Jacques Lajarrige qui postface l’édition française de Mondes [2] lui donne pour exergue ce passage d’une lettre de Gertrud Kolmar à sa soeur Hilde, réfugiée en Suisse [3].

J’ajoute, on verra pourquoi, un autre extrait de cette correspondance :

« Je considère que la disposition à l’action est au moins aussi importante que l’action elle-même et que l’action, de son côté, est bien plus importante que le succès qu’elle génère. Je pense non seulement ici au succès dans le mauvais sens, mais aussi au succès dans le bon sens du terme, et somme toute, ce que je vais t’avouer pourrait bien te surprendre : le fait que ma poésie apporte quelque chose aux autres, aussi réjouissant soit-il, ne me procure cependant pas autant de joie que l’écriture elle-même. Avec mes petites oeuvres, j’ai le même rapport qu’une mère avec son enfant qui vient de naître. Evidemment, elle se félicite de l’enthousiasme du père, des grands-parents, des voeux de bonheur de la famille, mais l’essentiel reste que sa plus grande joie est de l’avoir mis au monde. Ainsi, les poèmes que je préfère, ce sont les deux derniers (et les meilleurs), qui n’ont encore trouvé aucun écho parce qu’ils ne sont pas publiés ». [4]

De l’éthique d’une écriture où se rejoignent poésie et vérité, Laure Bernardi (université de Besançon) a donné une remarquable étude [5] à propos de Susanna [6], à partir de son incipit si souvent mal interprété :
 »Ich bin keine Dichterin, nein. Wenn ich eine Dichterin wäre, würde ich eine Geschichte schreiben. Eine schöne Erzählung würde ich schreiben mit Anfang und Ende
aus dem, was ich weiß. «  [7]

mais qu’éclaire, sensiblement, ce passage d’une lettre à sa soeur :
« Ich bin eine Dichterin, ja, das weiß ich ; aber eine Schriftstellerin möchte ich niemals sein » [8]

***

Voilà comme un vaste exergue à deux parutions récentes.
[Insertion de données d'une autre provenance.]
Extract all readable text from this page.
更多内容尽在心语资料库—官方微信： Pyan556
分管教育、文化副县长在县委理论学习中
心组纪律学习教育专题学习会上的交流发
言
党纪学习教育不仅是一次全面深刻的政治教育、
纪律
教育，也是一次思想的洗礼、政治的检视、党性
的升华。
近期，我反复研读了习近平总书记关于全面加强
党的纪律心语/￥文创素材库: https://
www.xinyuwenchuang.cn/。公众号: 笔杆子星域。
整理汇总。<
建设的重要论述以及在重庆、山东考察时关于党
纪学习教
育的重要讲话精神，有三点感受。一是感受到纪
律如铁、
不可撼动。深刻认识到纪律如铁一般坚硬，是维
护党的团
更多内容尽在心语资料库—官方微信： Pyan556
Sur l’une d’elles, Sur les quais ( deux cents exemplaires, à la freudiennement nommée Traumfabrik), je voudrais pour ma part citer la dernière page du récit : Mort d’un porte-douleur : (une manière pour moi, de me comporter comme Jacques Josse le passeur de poésie (éditions Wigwam), mais aussi celui qui en poète dit les trépassés au pays de l’Ankou :

Il aurait voulu reposer bien à plat sur un
lit en fer monté au centre de la grange.
Entre la faucheuse et le pressoir à pommes.
Parmi les poules, les canards, les oies.
Exposé en costume noir. Portant une
montre neuve au poignet. Chaussé de ses
vieilles pompes à semelles de crêpe.
Baignant dans des odeurs mêlées de phénol,
de cidre et de lait ribot...
C’est ainsi qu’il aurait aimé vous recevoir
(la mère a du mal à ravaler ses sanglots)
mais ils ont préféré l’emporter là-bas, dans
une chambre, au sous-sol, à l’hôpital.
Il n’en sortira que pour rejoindre le bourg.

Pour ses lecteurs de longue date, du pur Jacques Josse, sans effets, sans triche comme l’a exprimé Lionel Bourg dans son empathique et précise préface à Vision claire d’un semblant d’absence [9] (le titre, collobertien, de ce recueil ne correspond-il pas au tableau que l’on vient de lire ?)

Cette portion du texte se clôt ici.